体内に混入した異物に対する反応は、どうしても似たり寄ったりになる。それにはきちんとした理由も存在する。
アレルギー反応。簡単すぎる説明だけど、それでも十分伝わるとは思われる。けれど、アレルギー反応には、いくつかの種類があるのも事実だ。
ゾンビ化する微生物に対するアレルギー反応は、ほぼ決まっている。暴れ出す。その一言に尽きる。
とは言っても、暴れ方はそれぞれだ。先生のように周りに気を使った暴れ方もあれば、全く気にもせずに周りを巻き込むような暴れ方をする者もいる。母親のような無反応は他では見たことも聞いたこともないけれど、反応が薄かったり必死に制御しようとしている姿だったりはよく目にする。
その看護婦は、先生をキツく睨み付けていた。

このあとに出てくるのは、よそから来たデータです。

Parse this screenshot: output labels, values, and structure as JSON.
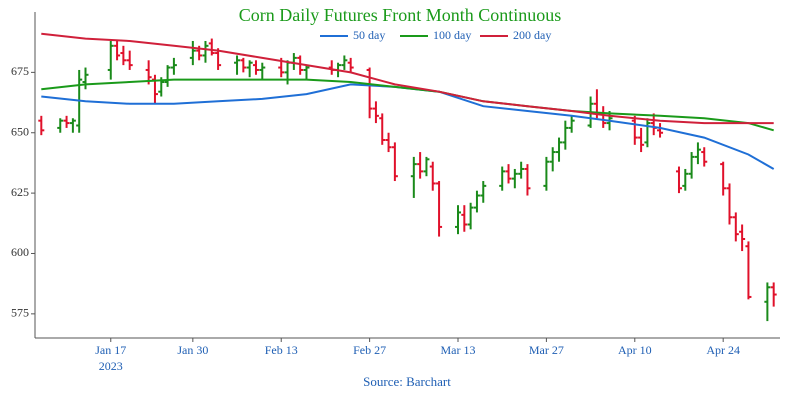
{
  "chart_data": {
    "type": "ohlc",
    "title": "Corn Daily Futures Front Month Continuous",
    "source": "Source: Barchart",
    "x": [
      "2023-01-06",
      "2023-01-09",
      "2023-01-10",
      "2023-01-11",
      "2023-01-12",
      "2023-01-13",
      "2023-01-17",
      "2023-01-18",
      "2023-01-19",
      "2023-01-20",
      "2023-01-23",
      "2023-01-24",
      "2023-01-25",
      "2023-01-26",
      "2023-01-27",
      "2023-01-30",
      "2023-01-31",
      "2023-02-01",
      "2023-02-02",
      "2023-02-03",
      "2023-02-06",
      "2023-02-07",
      "2023-02-08",
      "2023-02-09",
      "2023-02-10",
      "2023-02-13",
      "2023-02-14",
      "2023-02-15",
      "2023-02-16",
      "2023-02-17",
      "2023-02-21",
      "2023-02-22",
      "2023-02-23",
      "2023-02-24",
      "2023-02-27",
      "2023-02-28",
      "2023-03-01",
      "2023-03-02",
      "2023-03-03",
      "2023-03-06",
      "2023-03-07",
      "2023-03-08",
      "2023-03-09",
      "2023-03-10",
      "2023-03-13",
      "2023-03-14",
      "2023-03-15",
      "2023-03-16",
      "2023-03-17",
      "2023-03-20",
      "2023-03-21",
      "2023-03-22",
      "2023-03-23",
      "2023-03-24",
      "2023-03-27",
      "2023-03-28",
      "2023-03-29",
      "2023-03-30",
      "2023-03-31",
      "2023-04-03",
      "2023-04-04",
      "2023-04-05",
      "2023-04-06",
      "2023-04-10",
      "2023-04-11",
      "2023-04-12",
      "2023-04-13",
      "2023-04-14",
      "2023-04-17",
      "2023-04-18",
      "2023-04-19",
      "2023-04-20",
      "2023-04-21",
      "2023-04-24",
      "2023-04-25",
      "2023-04-26",
      "2023-04-27",
      "2023-04-28",
      "2023-05-01",
      "2023-05-02"
    ],
    "open": [
      655,
      652,
      655,
      654,
      653,
      671,
      676,
      686,
      683,
      680,
      676,
      672,
      667,
      671,
      677,
      681,
      684,
      682,
      687,
      683,
      679,
      680,
      677,
      678,
      676,
      677,
      675,
      679,
      681,
      676,
      677,
      676,
      678,
      679,
      676,
      660,
      656,
      647,
      644,
      632,
      637,
      634,
      636,
      629,
      611,
      616,
      612,
      619,
      624,
      628,
      634,
      631,
      633,
      635,
      628,
      638,
      642,
      646,
      652,
      653,
      662,
      658,
      654,
      655,
      648,
      646,
      654,
      651,
      634,
      628,
      633,
      640,
      642,
      637,
      627,
      615,
      609,
      603,
      580,
      586
    ],
    "high": [
      657,
      656,
      657,
      656,
      676,
      677,
      688,
      688,
      686,
      684,
      680,
      674,
      673,
      678,
      681,
      688,
      686,
      688,
      689,
      685,
      682,
      681,
      680,
      680,
      679,
      681,
      680,
      683,
      682,
      678,
      680,
      679,
      682,
      681,
      677,
      663,
      658,
      650,
      646,
      640,
      642,
      640,
      638,
      630,
      620,
      620,
      621,
      626,
      630,
      636,
      637,
      635,
      638,
      637,
      640,
      644,
      648,
      655,
      657,
      665,
      668,
      661,
      659,
      657,
      652,
      656,
      658,
      654,
      636,
      635,
      642,
      646,
      644,
      638,
      629,
      617,
      612,
      605,
      588,
      588
    ],
    "low": [
      649,
      650,
      652,
      650,
      650,
      668,
      672,
      680,
      678,
      676,
      670,
      662,
      665,
      669,
      674,
      678,
      680,
      679,
      682,
      676,
      674,
      675,
      673,
      674,
      672,
      673,
      670,
      676,
      674,
      672,
      674,
      673,
      676,
      675,
      656,
      654,
      645,
      642,
      630,
      623,
      631,
      632,
      626,
      607,
      608,
      609,
      610,
      617,
      621,
      626,
      629,
      627,
      631,
      624,
      626,
      634,
      638,
      643,
      650,
      652,
      656,
      652,
      651,
      645,
      642,
      644,
      649,
      648,
      625,
      626,
      631,
      637,
      636,
      624,
      612,
      605,
      601,
      581,
      572,
      578
    ],
    "close": [
      651,
      655,
      654,
      655,
      672,
      674,
      686,
      682,
      680,
      678,
      673,
      666,
      671,
      677,
      678,
      684,
      682,
      686,
      683,
      678,
      680,
      677,
      679,
      676,
      677,
      675,
      679,
      681,
      676,
      677,
      676,
      678,
      680,
      677,
      660,
      657,
      647,
      644,
      632,
      637,
      634,
      639,
      629,
      611,
      617,
      612,
      619,
      624,
      628,
      634,
      631,
      633,
      635,
      627,
      638,
      642,
      646,
      652,
      655,
      662,
      658,
      654,
      656,
      648,
      645,
      654,
      652,
      650,
      627,
      633,
      640,
      643,
      638,
      627,
      615,
      608,
      606,
      582,
      586,
      583
    ],
    "up_color": "#1a8a1a",
    "down_color": "#e0102a",
    "series": [
      {
        "name": "50 day",
        "color": "#1f6fd6",
        "x": [
          "2023-01-06",
          "2023-01-13",
          "2023-01-20",
          "2023-01-27",
          "2023-02-03",
          "2023-02-10",
          "2023-02-17",
          "2023-02-24",
          "2023-03-03",
          "2023-03-10",
          "2023-03-17",
          "2023-03-24",
          "2023-03-31",
          "2023-04-06",
          "2023-04-14",
          "2023-04-21",
          "2023-04-28",
          "2023-05-02"
        ],
        "values": [
          665,
          663,
          662,
          662,
          663,
          664,
          666,
          670,
          669,
          667,
          661,
          659,
          657,
          655,
          652,
          648,
          641,
          635
        ]
      },
      {
        "name": "100 day",
        "color": "#1a9a1a",
        "x": [
          "2023-01-06",
          "2023-01-13",
          "2023-01-20",
          "2023-01-27",
          "2023-02-03",
          "2023-02-10",
          "2023-02-17",
          "2023-02-24",
          "2023-03-03",
          "2023-03-10",
          "2023-03-17",
          "2023-03-24",
          "2023-03-31",
          "2023-04-06",
          "2023-04-14",
          "2023-04-21",
          "2023-04-28",
          "2023-05-02"
        ],
        "values": [
          668,
          670,
          671,
          672,
          672,
          672,
          672,
          671,
          669,
          667,
          663,
          661,
          659,
          658,
          657,
          656,
          654,
          651
        ]
      },
      {
        "name": "200 day",
        "color": "#d0203a",
        "x": [
          "2023-01-06",
          "2023-01-13",
          "2023-01-20",
          "2023-01-27",
          "2023-02-03",
          "2023-02-10",
          "2023-02-17",
          "2023-02-24",
          "2023-03-03",
          "2023-03-10",
          "2023-03-17",
          "2023-03-24",
          "2023-03-31",
          "2023-04-06",
          "2023-04-14",
          "2023-04-21",
          "2023-04-28",
          "2023-05-02"
        ],
        "values": [
          691,
          689,
          688,
          686,
          684,
          681,
          678,
          675,
          670,
          667,
          663,
          661,
          659,
          657,
          655,
          654,
          654,
          654
        ]
      }
    ],
    "xlim": [
      "2023-01-05",
      "2023-05-03"
    ],
    "xticks": [
      {
        "value": "2023-01-17",
        "label": "Jan 17"
      },
      {
        "value": "2023-01-30",
        "label": "Jan 30"
      },
      {
        "value": "2023-02-13",
        "label": "Feb 13"
      },
      {
        "value": "2023-02-27",
        "label": "Feb 27"
      },
      {
        "value": "2023-03-13",
        "label": "Mar 13"
      },
      {
        "value": "2023-03-27",
        "label": "Mar 27"
      },
      {
        "value": "2023-04-10",
        "label": "Apr 10"
      },
      {
        "value": "2023-04-24",
        "label": "Apr 24"
      }
    ],
    "xtick_year": "2023",
    "ylim": [
      565,
      700
    ],
    "yticks": [
      575,
      600,
      625,
      650,
      675
    ]
  }
}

両手がワナワナと震えていたけれど、歯を食いしばってその動きを止めているようだった。
その看護婦は、退院するまで母親を看護してくれていた。
先生の姿はその日から見かけていない。きっと先生は、自分の身体に混入した微生物の存在を無意識かも知れないけれど気がついていた。だからこそ、身を隠し、そのまま消えたと思われる。
先生はきっと、その看護婦以外には誰にも感染させずに死んでいると僕は想像する。病院内では、誰かを襲った形跡はなく、誰かと接触したという話も出てこなかった。その日から三日間はジッと机の上のパソコンを見つめ続けていたと看護婦の一人が言っていた。
ゾンビ化した看護婦は、母親が退院をしたその日に退職届を出し、そのまま辞めていなくなった。
その看護婦は、六日間普通に自宅と病院を行き来していた。
病院外でどのように誰かを襲っていたかは分からないけれど、僕が家に戻ったときには、世界はゾンビで溢れていた。
その看護婦が病院外でまず誰を襲ったのかの想像は容易に出来る。彼女の旦那は飛行機のパイロットで、その日だけが休みだった。次の日にはワシントンに飛び立っていた。